Üstelik bugün Türkiye’de insanlar “üç beş ağaç” için, köprüye kışlaya dair fikri sorulmadığı için “bana ha” deyip iktidara hesap sorabiliyor. Bunun da kıymetini bilelim.  

Askeri-bürokratik vesayetten kurtulmuş, sivillerin siyasetin tek aktörü olduğu kabullenilmiş, düne dek askerden başkasına güvenmeyen toplumun yaralı siyasi bilinci normalleşmeye yaklaşmışken o level’ları nasıl zor geçtiğimizi bir hatırlayalım.

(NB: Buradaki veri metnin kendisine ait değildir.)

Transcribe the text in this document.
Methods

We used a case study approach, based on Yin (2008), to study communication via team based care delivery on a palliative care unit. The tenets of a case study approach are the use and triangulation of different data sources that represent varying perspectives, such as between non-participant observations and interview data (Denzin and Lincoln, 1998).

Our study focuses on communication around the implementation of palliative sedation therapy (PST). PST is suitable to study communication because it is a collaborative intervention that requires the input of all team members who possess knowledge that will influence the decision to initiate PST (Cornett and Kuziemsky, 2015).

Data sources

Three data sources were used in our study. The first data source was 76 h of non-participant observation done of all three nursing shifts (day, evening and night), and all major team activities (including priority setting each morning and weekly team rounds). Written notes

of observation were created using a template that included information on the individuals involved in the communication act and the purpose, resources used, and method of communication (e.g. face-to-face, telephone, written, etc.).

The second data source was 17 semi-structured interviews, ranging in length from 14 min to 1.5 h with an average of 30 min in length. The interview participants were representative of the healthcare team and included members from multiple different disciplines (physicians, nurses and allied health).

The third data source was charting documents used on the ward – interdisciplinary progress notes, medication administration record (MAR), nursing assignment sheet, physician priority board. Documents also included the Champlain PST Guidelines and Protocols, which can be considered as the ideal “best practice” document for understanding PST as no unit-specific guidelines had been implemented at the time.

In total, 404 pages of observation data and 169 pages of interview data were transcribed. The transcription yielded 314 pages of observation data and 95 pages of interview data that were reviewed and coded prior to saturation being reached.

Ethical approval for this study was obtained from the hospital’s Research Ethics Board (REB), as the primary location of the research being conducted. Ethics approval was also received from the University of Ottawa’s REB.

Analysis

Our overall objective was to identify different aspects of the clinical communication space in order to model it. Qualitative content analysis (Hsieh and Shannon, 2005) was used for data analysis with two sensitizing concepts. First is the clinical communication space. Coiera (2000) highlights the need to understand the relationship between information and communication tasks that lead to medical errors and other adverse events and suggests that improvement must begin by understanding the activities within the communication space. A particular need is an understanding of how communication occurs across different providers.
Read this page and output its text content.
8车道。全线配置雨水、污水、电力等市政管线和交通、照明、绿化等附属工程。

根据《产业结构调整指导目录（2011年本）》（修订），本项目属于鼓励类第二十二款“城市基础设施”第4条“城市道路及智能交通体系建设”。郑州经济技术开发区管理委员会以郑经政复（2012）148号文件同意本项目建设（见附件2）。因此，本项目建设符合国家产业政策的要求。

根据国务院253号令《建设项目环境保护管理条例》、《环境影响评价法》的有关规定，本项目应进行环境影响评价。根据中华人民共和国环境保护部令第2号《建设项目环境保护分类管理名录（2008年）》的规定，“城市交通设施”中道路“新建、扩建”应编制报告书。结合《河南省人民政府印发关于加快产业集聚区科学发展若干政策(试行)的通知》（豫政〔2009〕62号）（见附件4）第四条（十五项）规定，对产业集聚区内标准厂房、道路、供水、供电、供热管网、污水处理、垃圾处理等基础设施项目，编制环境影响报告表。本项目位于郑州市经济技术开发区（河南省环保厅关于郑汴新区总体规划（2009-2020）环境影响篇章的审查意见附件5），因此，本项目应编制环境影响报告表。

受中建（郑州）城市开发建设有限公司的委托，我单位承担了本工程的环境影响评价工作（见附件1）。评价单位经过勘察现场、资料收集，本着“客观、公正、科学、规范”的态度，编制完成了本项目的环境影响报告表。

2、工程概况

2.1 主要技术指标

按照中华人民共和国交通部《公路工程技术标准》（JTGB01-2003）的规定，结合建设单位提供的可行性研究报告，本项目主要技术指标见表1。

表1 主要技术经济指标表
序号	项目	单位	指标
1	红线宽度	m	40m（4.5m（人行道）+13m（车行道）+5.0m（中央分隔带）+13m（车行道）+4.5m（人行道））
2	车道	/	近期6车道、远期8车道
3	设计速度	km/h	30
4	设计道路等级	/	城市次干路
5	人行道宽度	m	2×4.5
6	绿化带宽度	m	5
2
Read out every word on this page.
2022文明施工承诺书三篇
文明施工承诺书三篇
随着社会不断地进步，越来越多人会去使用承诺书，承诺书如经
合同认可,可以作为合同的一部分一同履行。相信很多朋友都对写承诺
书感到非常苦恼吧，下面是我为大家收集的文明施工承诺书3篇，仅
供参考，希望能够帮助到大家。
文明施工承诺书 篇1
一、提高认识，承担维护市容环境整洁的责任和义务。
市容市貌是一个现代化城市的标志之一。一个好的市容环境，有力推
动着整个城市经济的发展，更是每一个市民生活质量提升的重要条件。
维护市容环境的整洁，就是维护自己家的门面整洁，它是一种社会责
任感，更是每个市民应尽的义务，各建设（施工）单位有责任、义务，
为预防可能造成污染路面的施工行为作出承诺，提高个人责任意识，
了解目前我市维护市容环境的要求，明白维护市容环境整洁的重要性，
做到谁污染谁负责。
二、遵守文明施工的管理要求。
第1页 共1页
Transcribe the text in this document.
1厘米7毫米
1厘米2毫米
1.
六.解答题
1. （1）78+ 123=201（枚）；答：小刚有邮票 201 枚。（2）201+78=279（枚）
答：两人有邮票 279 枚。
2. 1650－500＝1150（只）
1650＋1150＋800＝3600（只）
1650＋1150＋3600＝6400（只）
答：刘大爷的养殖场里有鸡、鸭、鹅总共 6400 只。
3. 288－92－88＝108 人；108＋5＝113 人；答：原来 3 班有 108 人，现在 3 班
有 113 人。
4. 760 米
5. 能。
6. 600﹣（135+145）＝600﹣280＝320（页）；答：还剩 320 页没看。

Bu, Türkiye’nin ortak başarısıdır.

Unutmayalım bu bizim ortak hikâyemiz.

Ve elbette bugün AK Parti’nin bütün bu eleştirilerin hedefinde olması, Türkiye’nin bütün siyasi tarihinde ülkeye en büyük hizmetleri yapan parti olduğu gerçeğini değiştirmez. AK Parti’nin makro düzlemde ekonomiden demokratikleşmeye çok önemli işler başarıp mikro düzlemde özel yaşam alanlarıyla ilgili algıyı aşamaması da bu ülkeye özgü bir sıkıntılı haldir nihayetinde.

Dersimizi alıp da edelim ezber!

1) Toplumsal muhalefetin bir “sokak isyanı”na dönüşmesinin temel nedeni iktidar partisinde aranıyor ama yanlış! Patlamanın asıl sebebi muhalefettir. Ülkede sağlıklı ve gelecek vaat eden bir muhalefet olsa idi iktidar muhalifleri kendilerini yüzde 50 oyun altına düşmeyen istikrarlı bir partiye karşı bu kadar çaresiz hissederler miydi?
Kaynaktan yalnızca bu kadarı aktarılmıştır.